Ah Zhay cast her wet eyes toward the door that connected the clinic to the house.
“Did he scold you?”
Ah Zhay shook her head, but refused to say more. Li Min made it only two steps when her legs were suddenly drenched.
She hoped the other voice behind the door was the midwife’s.
Inside the clinic, her husband was kneeling beside a man whose blood dripped through the bamboo mat of the clinic bed and spread over the floor, soaking her husband’s knees. At the queer, metallic smell—worse than the bloodless pig heads in the market, with flies lighting on their eyelashes; worse than the far-off recollection of her thick menses blood—she fought the heaving in her throat. Her husband jerked his head, and his eyes, wild, met hers.
“What is—?” She could barely get the words out.
He snapped, “Not now.”
She noticed a man standing in the dark corner, wedged between the microscope table and the bookshelf. He looked miserable, shocked and impotent. He glanced at her, then sank down onto his haunches and held his head.
Her husband’s world encompassed the radius of an arm’s
length. He and his patient. Her husband’s angry intensity alarmed her almost more than the blood. She stumbled back to the kitchen and found Ah Zhay struggling with the hot kettle.

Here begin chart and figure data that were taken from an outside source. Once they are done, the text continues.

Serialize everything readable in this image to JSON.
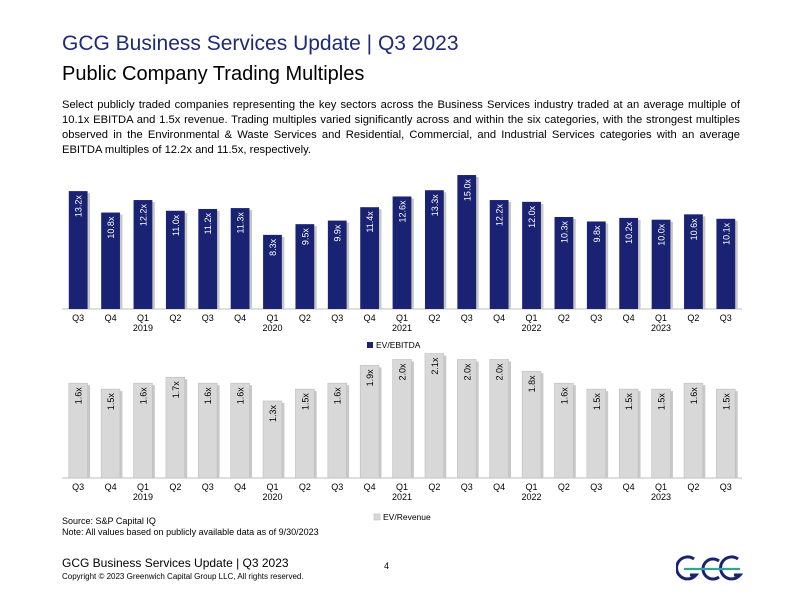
{
  "header": {
    "title": "GCG Business Services Update",
    "separator": "|",
    "period": "Q3 2023"
  },
  "subtitle": "Public Company Trading Multiples",
  "summary": "Select publicly traded companies representing the key sectors across the Business Services industry traded at an average multiple of 10.1x EBITDA and 1.5x revenue. Trading multiples varied significantly across and within the six categories, with the strongest multiples observed in the Environmental & Waste Services and Residential, Commercial, and Industrial Services categories with an average EBITDA multiples of 12.2x and 11.5x, respectively.",
  "colors": {
    "ebitda_bar": "#1a2373",
    "revenue_bar": "#d8d8d8",
    "title": "#1e2a78"
  },
  "chart_data": [
    {
      "type": "bar",
      "categories": [
        "Q3",
        "Q4",
        "Q1",
        "Q2",
        "Q3",
        "Q4",
        "Q1",
        "Q2",
        "Q3",
        "Q4",
        "Q1",
        "Q2",
        "Q3",
        "Q4",
        "Q1",
        "Q2",
        "Q3",
        "Q4",
        "Q1",
        "Q2",
        "Q3"
      ],
      "year_labels": [
        "",
        "",
        "2019",
        "",
        "",
        "",
        "2020",
        "",
        "",
        "",
        "2021",
        "",
        "",
        "",
        "2022",
        "",
        "",
        "",
        "2023",
        "",
        ""
      ],
      "series": [
        {
          "name": "EV/EBITDA",
          "values": [
            13.2,
            10.8,
            12.2,
            11.0,
            11.2,
            11.3,
            8.3,
            9.5,
            9.9,
            11.4,
            12.6,
            13.3,
            15.0,
            12.2,
            12.0,
            10.3,
            9.8,
            10.2,
            10.0,
            10.6,
            10.1
          ]
        }
      ],
      "labels": [
        "13.2x",
        "10.8x",
        "12.2x",
        "11.0x",
        "11.2x",
        "11.3x",
        "8.3x",
        "9.5x",
        "9.9x",
        "11.4x",
        "12.6x",
        "13.3x",
        "15.0x",
        "12.2x",
        "12.0x",
        "10.3x",
        "9.8x",
        "10.2x",
        "10.0x",
        "10.6x",
        "10.1x"
      ],
      "ylim": [
        0,
        15.9
      ],
      "legend": "bottom",
      "grid": false
    },
    {
      "type": "bar",
      "categories": [
        "Q3",
        "Q4",
        "Q1",
        "Q2",
        "Q3",
        "Q4",
        "Q1",
        "Q2",
        "Q3",
        "Q4",
        "Q1",
        "Q2",
        "Q3",
        "Q4",
        "Q1",
        "Q2",
        "Q3",
        "Q4",
        "Q1",
        "Q2",
        "Q3"
      ],
      "year_labels": [
        "",
        "",
        "2019",
        "",
        "",
        "",
        "2020",
        "",
        "",
        "",
        "2021",
        "",
        "",
        "",
        "2022",
        "",
        "",
        "",
        "2023",
        "",
        ""
      ],
      "series": [
        {
          "name": "EV/Revenue",
          "values": [
            1.6,
            1.5,
            1.6,
            1.7,
            1.6,
            1.6,
            1.3,
            1.5,
            1.6,
            1.9,
            2.0,
            2.1,
            2.0,
            2.0,
            1.8,
            1.6,
            1.5,
            1.5,
            1.5,
            1.6,
            1.5
          ]
        }
      ],
      "labels": [
        "1.6x",
        "1.5x",
        "1.6x",
        "1.7x",
        "1.6x",
        "1.6x",
        "1.3x",
        "1.5x",
        "1.6x",
        "1.9x",
        "2.0x",
        "2.1x",
        "2.0x",
        "2.0x",
        "1.8x",
        "1.6x",
        "1.5x",
        "1.5x",
        "1.5x",
        "1.6x",
        "1.5x"
      ],
      "ylim": [
        0,
        2.16
      ],
      "legend": "bottom",
      "grid": false
    }
  ],
  "source": {
    "line1": "Source: S&P Capital IQ",
    "line2": "Note: All values based on publicly available data as of 9/30/2023"
  },
  "footer": {
    "title": "GCG Business Services Update | Q3 2023",
    "copyright": "Copyright © 2023 Greenwich Capital Group LLC, All rights reserved.",
    "page": "4"
  },
  "logo": {
    "text": "GCG",
    "color": "#1a2373",
    "accent": "#2fa59a"
  }
}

“Is he dead?” Ah Zhay sobbed.
“Go look after your brothers.” She grabbed the kettle, set it back on the cooling burner, and limped back to the clinic. Her husband had propped the injured man on his side. Keep the wound above the heart, she recalled her husband once saying. With the man now facing the wall, she could see that what had been just a black knot in his chest was an angry, ragged tear in his back. Her husband had snipped open the jacket around the wound, and the petals of ripped and stained cloth hung limply.

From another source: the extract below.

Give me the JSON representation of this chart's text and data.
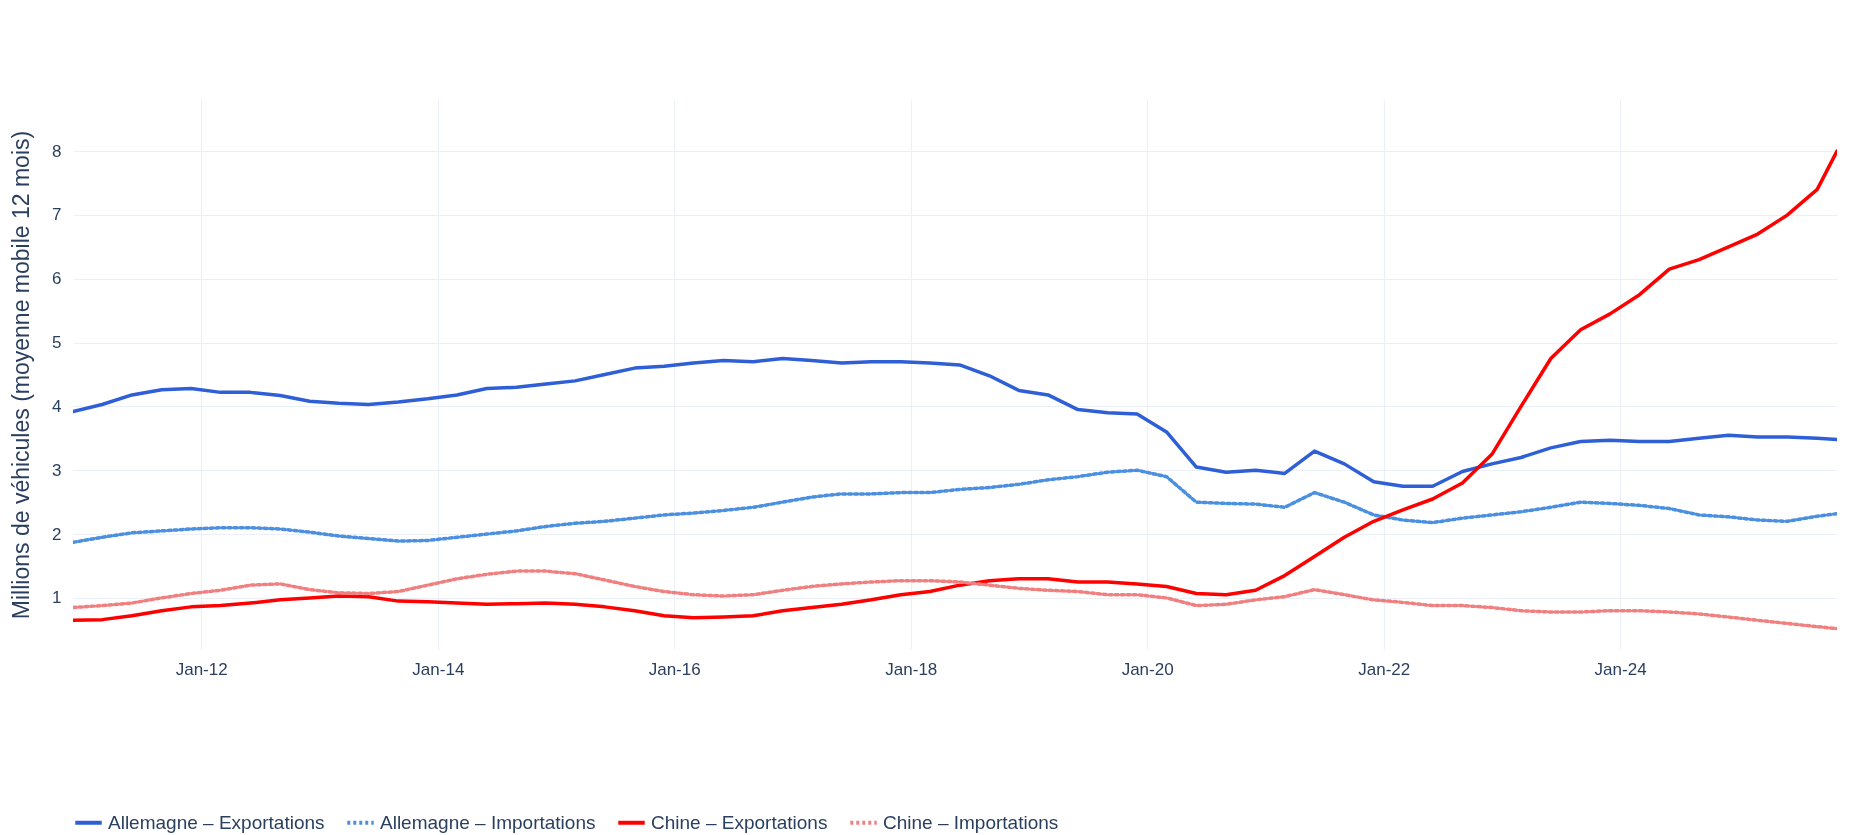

The wad of rags that had been stuffed against the bleeding was already soaked, and her husband took a thick fold of fresh gauze and pressed it against the old bandage. The blood seeped through quickly, flowering against the white. The man’s eyes were closed, his lips blue. She was sure he was already dead. She noted the spent syringe, one last drop of liquid swelling at the tip, discarded on the tray beside the bed.
“He was shot in front of the governor-general’s,” the other man offered. Even without the worried twist in his eyebrows, he had a maudlin face, heavy jowled and droopy eyed. She realized that the splotches on his hands, which she first took to be freckles, were dried blood.